自我,关系与流动的空间——那不勒斯四部曲

零简霓枫
2020-05-26 看过
“如果没有爱,不仅一个人的人生失去了价值,整座城市也没了价值。”——莉拉读《埃涅阿斯纪》

  隔离的第三个月,我迎来了漫长的暑假。没有安排,没有社交,虽然还有很多待办工作,但是基本上充分自由的一段时间。最开始中断日常活动的时候我还抱怨过,国内的朋友纷纷告诉我再待两个月就习惯了——果然。

  这段时间特别着迷于匿名作家埃莱娜·费兰特所著的那不勒斯四部曲,第一部的名字叫《我的天才朋友》。整部书讲述了横跨半个世纪的两位女主人公的友谊,尽管作者所试图表达的远远不仅于此。这部作品被HBO翻拍之后也获得了广泛好评,第一季和第二季分别获得豆瓣9.3、9.5的高分。我大概在一个月前读完了原著,最近正在慢慢补电视剧。阅读体验太过震撼,反倒难以清晰地表达读后感,每每试图码字然后又搁置,直到暂时摆脱工作压力的今天,可以重新回到遥远的那不勒斯城区,试图对这一次的阅读体验做点记录。

1. 自我觉醒与女性主义

  在书中,主人公幼年争取上学的权利(莱农成功了,莉拉失败了),后来,先是通过婚姻试图改变命运,之后又主动离开婚姻,甚至做出有悖世俗眼光的事情。两个人分别走上了不同的人生轨迹,每个人的成功或失败像是在不同段落产生的起伏,交相辉映出对方的成就或窘迫,合奏出荡气回肠的交响曲。这部书被一些媒体称为21世纪最伟大的女性主义写作之一。

  尽管我不否认这个评价,但我仍然觉得女性主义的标签会使人们错过其他细节。换言之,这本书确实在很多篇幅赞美了女性的力量,并通过她们之口反对社会的偏见,但这并不是打动我的根本原因。某种程度上,莱农的成长所体现出的自我意识觉醒,既是在性别的框架之中,又是无关性别的。书中的女性主义运动,更像是不经意提及的时代幕布,就像共产主义、革命和法西斯,以及计算机时代的来临一样,在某一些节点上影响着她们的命运轨迹,但丝毫没有改变人物的特质。或者说,两个主人公的性格和灵魂,从那不勒斯贫民区的城区出发,无论走的再远,也不曾发生根本的变化。甚至作者还在行文中通过一些次要角色(比如出身优越的玛利亚罗莎和娜迪亚)的命运嘲讽了政治运动的幼稚与苍白。在莱农和莉拉的故事中,女性主义也好,共产主义也罢,只是触发她们思考的装点,不是主旋律。

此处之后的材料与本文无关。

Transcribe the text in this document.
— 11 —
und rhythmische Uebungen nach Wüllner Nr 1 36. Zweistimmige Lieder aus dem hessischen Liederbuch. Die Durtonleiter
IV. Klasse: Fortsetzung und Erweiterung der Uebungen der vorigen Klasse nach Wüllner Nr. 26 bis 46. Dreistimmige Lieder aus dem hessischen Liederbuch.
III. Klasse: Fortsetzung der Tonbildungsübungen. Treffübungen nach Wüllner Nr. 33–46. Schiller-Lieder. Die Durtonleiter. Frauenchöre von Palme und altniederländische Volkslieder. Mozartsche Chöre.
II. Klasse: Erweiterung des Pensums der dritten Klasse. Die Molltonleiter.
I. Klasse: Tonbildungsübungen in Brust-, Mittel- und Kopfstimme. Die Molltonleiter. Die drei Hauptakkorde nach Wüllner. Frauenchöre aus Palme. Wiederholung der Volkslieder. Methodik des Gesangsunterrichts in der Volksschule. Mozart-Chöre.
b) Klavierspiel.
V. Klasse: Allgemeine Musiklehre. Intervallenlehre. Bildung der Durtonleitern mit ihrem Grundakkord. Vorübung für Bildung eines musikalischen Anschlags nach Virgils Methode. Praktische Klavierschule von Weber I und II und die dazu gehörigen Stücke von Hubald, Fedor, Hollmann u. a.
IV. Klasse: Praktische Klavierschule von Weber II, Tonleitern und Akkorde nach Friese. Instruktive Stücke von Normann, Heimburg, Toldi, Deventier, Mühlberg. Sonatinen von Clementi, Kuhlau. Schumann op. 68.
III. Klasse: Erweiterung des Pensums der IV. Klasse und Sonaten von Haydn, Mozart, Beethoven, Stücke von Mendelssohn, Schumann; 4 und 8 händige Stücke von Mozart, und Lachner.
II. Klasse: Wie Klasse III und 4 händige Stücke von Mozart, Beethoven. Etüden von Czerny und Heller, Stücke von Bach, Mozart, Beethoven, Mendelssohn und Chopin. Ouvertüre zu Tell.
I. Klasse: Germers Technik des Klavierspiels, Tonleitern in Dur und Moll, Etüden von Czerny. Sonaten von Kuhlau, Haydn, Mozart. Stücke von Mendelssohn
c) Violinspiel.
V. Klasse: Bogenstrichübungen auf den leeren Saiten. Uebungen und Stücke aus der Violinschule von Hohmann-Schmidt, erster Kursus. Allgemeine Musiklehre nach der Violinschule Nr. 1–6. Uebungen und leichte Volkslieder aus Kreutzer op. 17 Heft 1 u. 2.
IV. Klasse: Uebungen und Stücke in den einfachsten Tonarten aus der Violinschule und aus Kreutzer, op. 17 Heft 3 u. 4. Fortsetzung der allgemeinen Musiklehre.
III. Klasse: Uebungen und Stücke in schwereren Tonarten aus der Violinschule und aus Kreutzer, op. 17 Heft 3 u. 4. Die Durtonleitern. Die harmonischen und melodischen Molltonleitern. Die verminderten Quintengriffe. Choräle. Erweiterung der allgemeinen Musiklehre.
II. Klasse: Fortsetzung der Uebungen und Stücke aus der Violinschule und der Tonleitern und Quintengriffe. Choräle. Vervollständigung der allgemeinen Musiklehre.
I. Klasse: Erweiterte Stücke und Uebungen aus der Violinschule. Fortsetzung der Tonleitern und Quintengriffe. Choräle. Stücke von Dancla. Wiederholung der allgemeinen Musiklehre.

  毫无疑问,莱农是绝对的主人公,第一人称视角。假如去掉女性主义这一标签,我们又该如何理解莱农的成长呢?对于作为个体的女性来说,我不赞同一味伸张基于比较意义上的成功。在许多方面,女性表现出的优秀是客观的,不需要性别作为注脚。一直以来,我所认识的最优秀的人中,男生和女生都有,甚至女生的比例远远更高。从更大的范围来看,如今女性受教育程度越来越高,女性在管理、研究、甚至政治领域都表现出强大的领导力。必须强调的是,如今社会上的女性仍然受到隐性的压迫,追求权利平等需要在许多领域突破传统的壁垒,因此女性主义运动仍然展示着其重要的影响,但对于这本书的讨论,重心不在于此。

  我认为女性主义并非争强好胜。因此,不是说莱农在考试中胜过了其他所有男生,成为作家,写出比尼诺(她从小一直崇拜和爱慕的男生)更好的作品,走到更远更大的平台,就意味着成功。在我看来,莱农的成功是她在与周围的环境互动的过程中,逐渐确认并坚定了自己的选择。从一开始瞄着莉拉的一举一动,到为了享受上流社会的虚荣而假装表达,到最后可以对着她曾崇拜的婆婆阿黛尔说,她婆婆根本不如她的瘸腿母亲。亲手打破偶像,从自己生活的本源寻找到力量,这是我所谓的自我意识的觉醒,当然这其中也包含着作为女性的身份意识。所以,与其说女性主义是这本书的一大特点,不如说女性才是真正的中心。形形色色的女性,以及她们与周围人之间的关系,母亲与女儿,女性与朋友,甚至女性与恋人。可以说,正是作者对这些关系的准确描述打动了我,而这些关系所发生的变化让我感受到震撼。

  莱农的自我意识最初是在莉拉的刺激之下萌芽的。从小学课堂上,“最聪明的学生”的光环被夺去那一刻,她和莉拉未曾明言的竞争就开始了。她是如此爱莉拉,她发现莉拉的特别,感受到莉拉的魔力。莉拉永远知道每件事情是怎么样的,莉拉可以透过表象看到事物的本质。小孩们傻傻地称赞诗人萨拉托雷,嘲笑疯寡妇的时候,只有莉拉一语道破萨拉托雷的虚伪滥情给疯寡妇带来的伤害。这种特质,同样在我的一些朋友身上出现过,他们好像总是知道事情根本的要害在哪里,不会被表面的浮夸或好处所哄骗,青春期时也曾一再让我感到惊异。我好奇的是,是否人人都从懵懂逐渐认知世界的本来面貌,还是有些人天生就比其他人多一些顿悟的机遇。甚至仍然有一些人,终其一生都仿佛在上帝设定的笼子里打转,一次又一次犯相同的错误,被牵着鼻子当了一次又一次的韭菜。如果说莉拉是天才,那莱农或许不是,但她仍然不同于城区里的其他孩子,因为其他孩子从未想过改变。莉拉的天赋刺痛了莱农,让她想要变成莉拉,于是她开始下意识的,亦步亦趋的模仿。在成为莉拉的过程中,她本身的天性又不断与莉拉的影子发生冲突,最终一步步指引她做出选择,离开城区。莉拉最后成为了莱农身上的一部分。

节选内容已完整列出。